沿線に大規模な集客施設がないけれども、新金貨物線の旅客化には大きな意味がある。葛飾区の南北を結び、行政や経済の一体化を促進する効果が期待できるからだ。葛飾区の鉄道は、東西方向に常磐線、京成本線、総武線がある。ここに京成押上線、京成金町線、北総線を加えると、区の中央部の青砥・高砂エリアから5方面に放射線ができる。しかし、北の市街地の亀有と、南の市街地の新小岩を結ぶ軌道系交通がない。

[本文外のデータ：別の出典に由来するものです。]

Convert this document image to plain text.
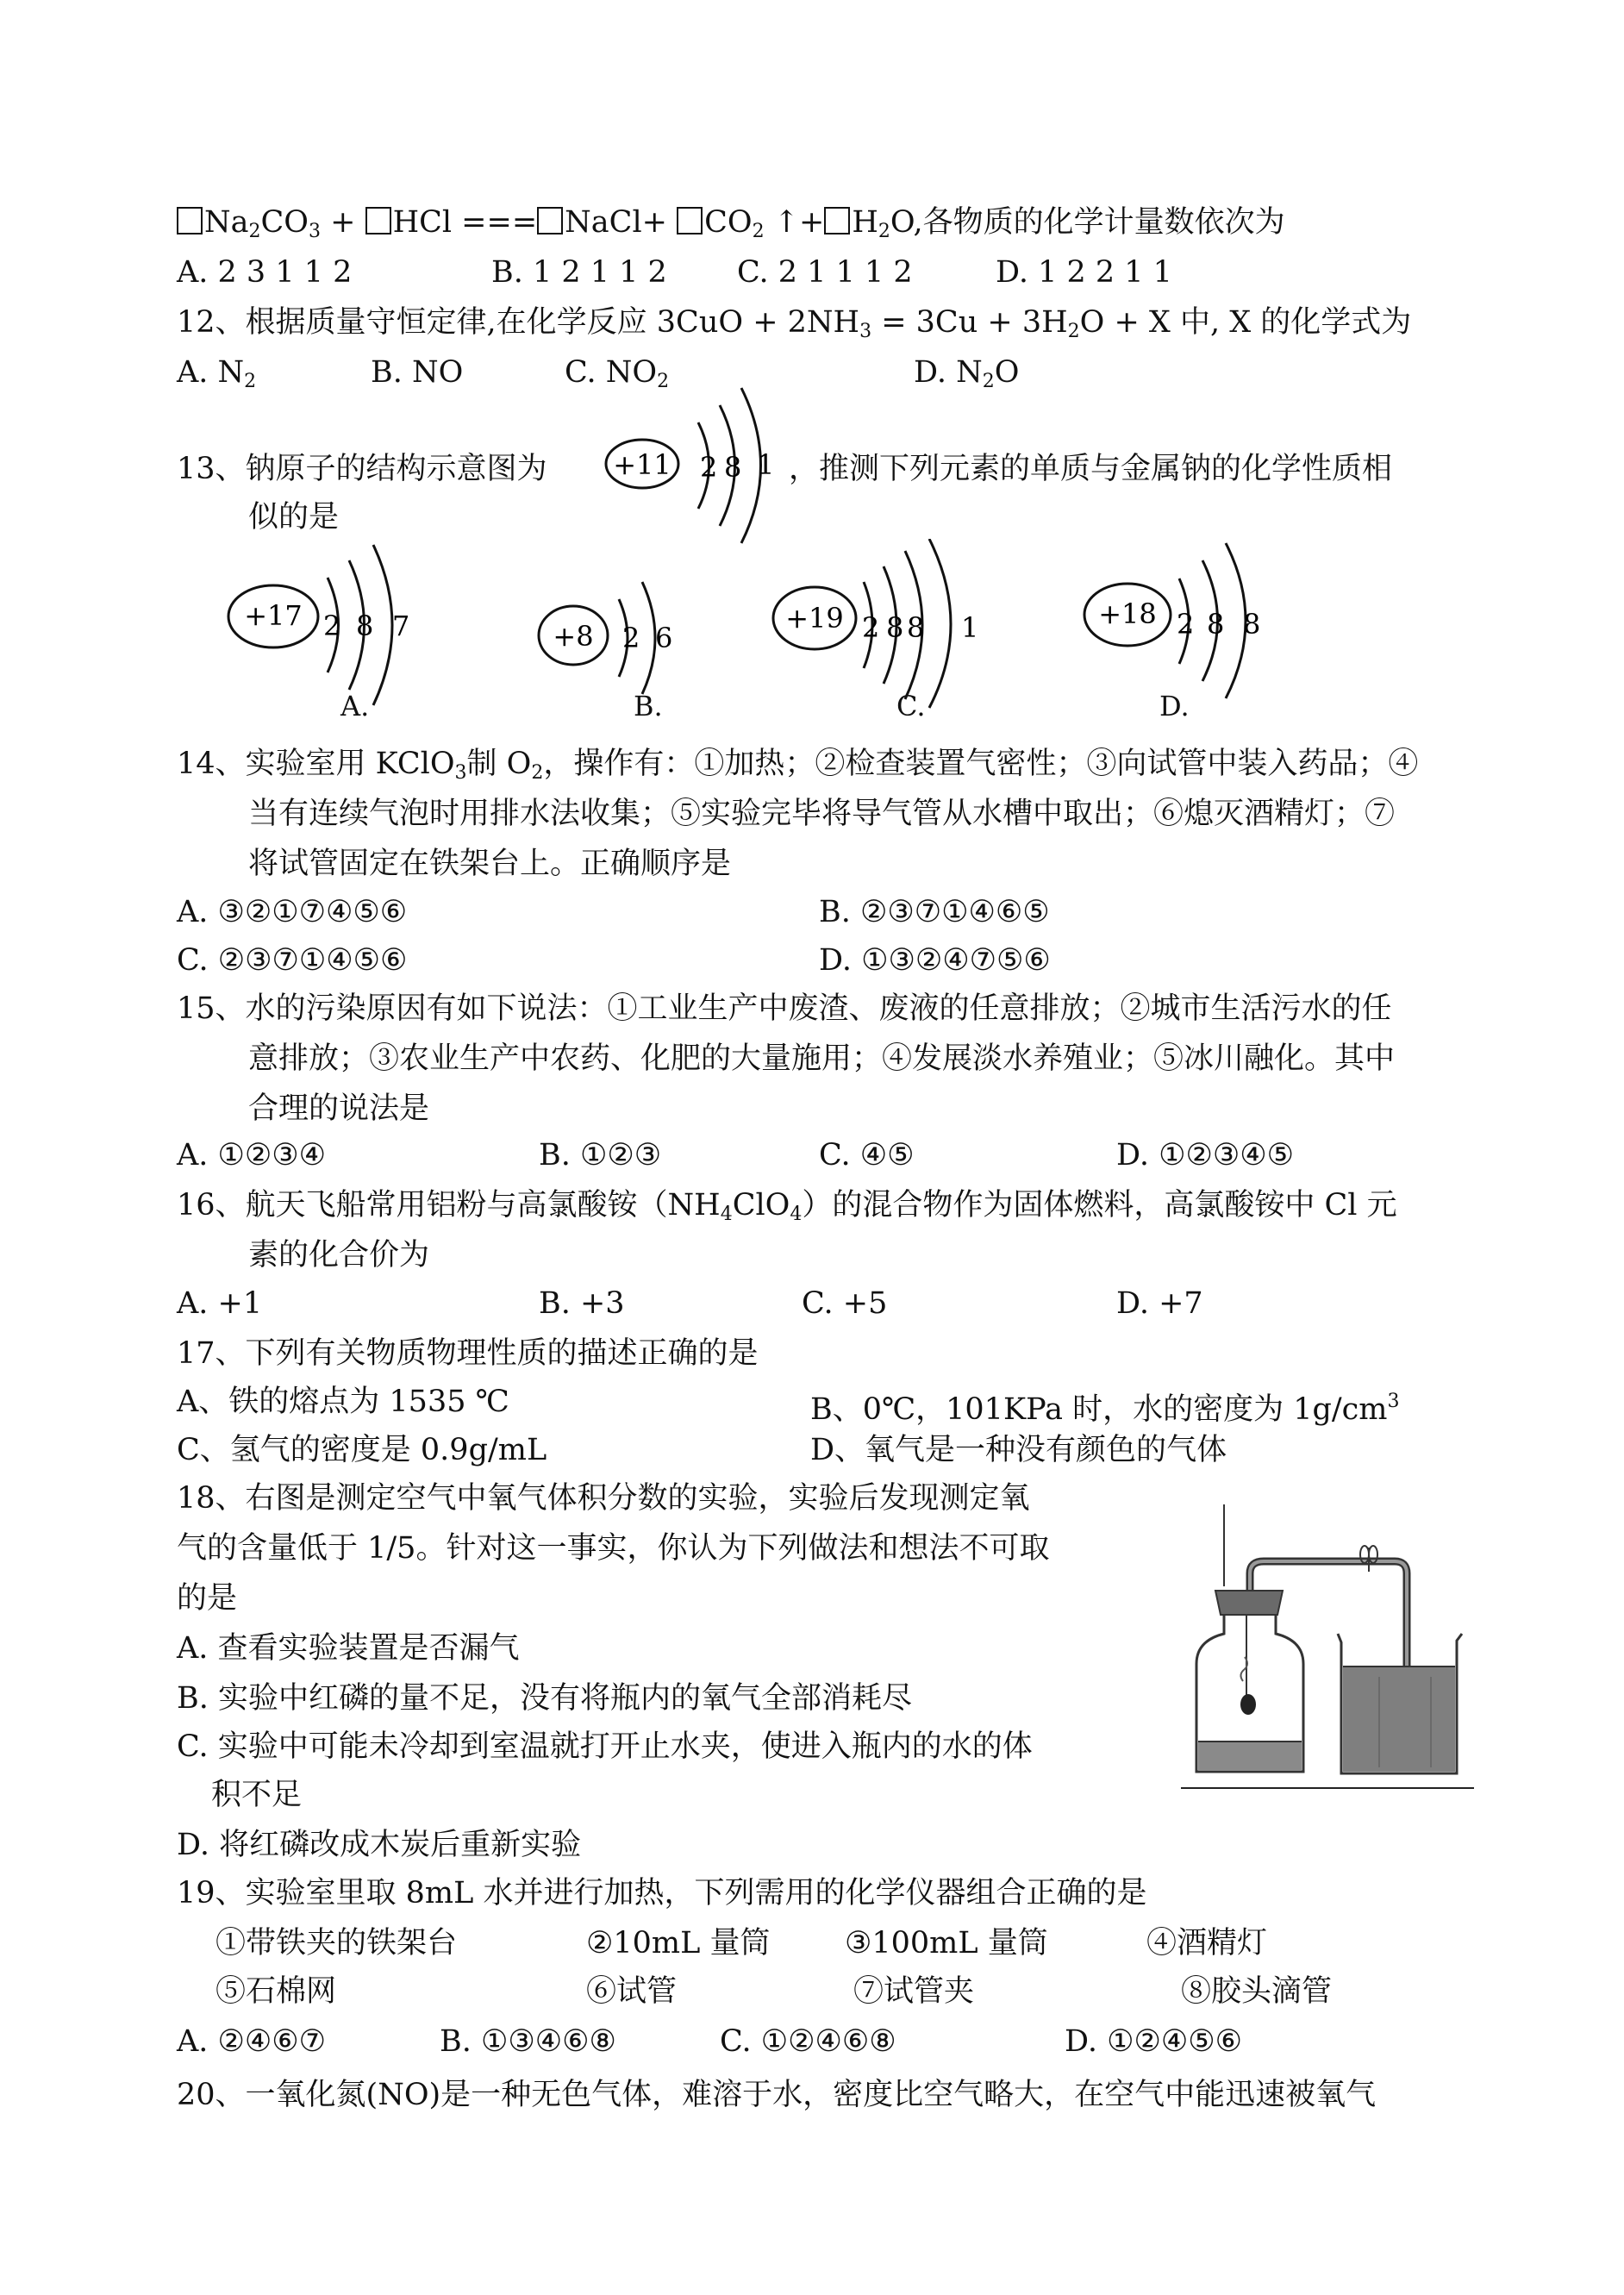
$Na_2CO_3$ + HCl === NaCl+ $CO_2$ ↑+ $H_2O$,各物质的化学计量数依次为
A. 2 3 1 1 2	B. 1 2 1 1 2 C. 2 1 1 1 2	D. 1 2 2 1 1
12、根据质量守恒定律,在化学反应 $3CuO + 2NH_3 = 3Cu + 3H_2O + X$ 中, X 的化学式为
A. $N_2$	B. NO	C. $NO_2$	D. $N_2O$
13、钠原子的结构示意图为	，推测下列元素的单质与金属钠的化学性质相
似的是
+11 2 8 1
+17 2 8 7
A.
+8 2 6
B.
+19 2 8 8 1
C.
+18 2 8 8
D.
14、实验室用 KClO$_3$制 $O_2$，操作有：①加热；②检查装置气密性；③向试管中装入药品；④
当有连续气泡时用排水法收集；⑤实验完毕将导气管从水槽中取出；⑥熄灭酒精灯；⑦
将试管固定在铁架台上。正确顺序是
A. ③②①⑦④⑤⑥	B. ②③⑦①④⑥⑤
C. ②③⑦①④⑤⑥	D. ①③②④⑦⑤⑥
15、水的污染原因有如下说法：①工业生产中废渣、废液的任意排放；②城市生活污水的任
意排放；③农业生产中农药、化肥的大量施用；④发展淡水养殖业；⑤冰川融化。其中
合理的说法是
A. ①②③④	B. ①②③	C. ④⑤	D. ①②③④⑤
16、航天飞船常用铝粉与高氯酸铵$(NH_4ClO_4)$的混合物作为固体燃料，高氯酸铵中 Cl 元
素的化合价为
A. +1	B. +3	C. +5	D. +7
17、下列有关物质物理性质的描述正确的是
A、铁的熔点为 1535 ℃	B、0℃，101KPa 时，水的密度为 $1g/cm^3$
C、氢气的密度是 0.9g/mL	D、氧气是一种没有颜色的气体
18、右图是测定空气中氧气体积分数的实验，实验后发现测定氧
气的含量低于 1/5。针对这一事实，你认为下列做法和想法不可取
的是
A. 查看实验装置是否漏气
B. 实验中红磷的量不足，没有将瓶内的氧气全部消耗尽
C. 实验中可能未冷却到室温就打开止水夹，使进入瓶内的水的体
积不足
D. 将红磷改成木炭后重新实验
19、实验室里取 8mL 水并进行加热，下列需用的化学仪器组合正确的是
①带铁夹的铁架台	②10mL 量筒 ③100mL 量筒	④酒精灯
⑤石棉网	⑥试管	⑦试管夹	⑧胶头滴管
A. ②④⑥⑦	B. ①③④⑥⑧	C. ①②④⑥⑧	D. ①②④⑤⑥
20、一氧化氮(NO)是一种无色气体，难溶于水，密度比空气略大，在空气中能迅速被氧气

江東区も豊洲から住吉までの地下鉄8号線延伸を構想しているし、越中島貨物線を使ったLRT構想もある。越中島貨物線は新金貨物線ともつながっているから、葛飾区と江東区が協業すれば南北方向の長いルートができるだろう。江東区もまた、南北の鉄道路線がなく、東西方向の路線ばかりだ。地域の一体化を進めたいと考えている。

南北方向の交通機関の整備は、地域を一体化する意味で重要だ。たとえば横浜市北部の青葉区と都筑区は、地下鉄ブルーラインが開業するまで横浜駅へ直行できる鉄道路線がなかった。このあたりはバスで東急田園都市線の駅に向かい、東京へ通勤・通学する世帯が多かった。横浜に住みながら東京の経済圏で生活する地域だ。そのため、青葉区・都筑区・(新)緑区に分割される前の旧緑区は「東京都緑区」と揶揄された時期もある。

現在もこの地域は東京都との結びつきが強い。しかし南北方向の地下鉄ブルーラインがあざみ野駅まで延伸されたため、田園都市線沿線から横浜へ向かう流れができた。国道246号線元石川交差点の立体交差化も功を奏し、港北ニュータウン地域も新都心として発展している。首都高速神奈川線も横浜北線が来月18日に開業予定、横浜環状北西線も建設中だ。「横浜に住み、横浜で学び、横浜で働き、横浜で遊ぶ」理想の形態に近づいている。

南北の交通を整備して地域を一体化する。葛飾区や江東区がめざすところも同じだろう。鉄道ファンとしては、新金貨物線や越中島支線のLRT化を応援したい。地下鉄と違って景色が見えるし、電車の撮影もできる。街歩きも楽しそうだ。計画の実現が楽しみだ。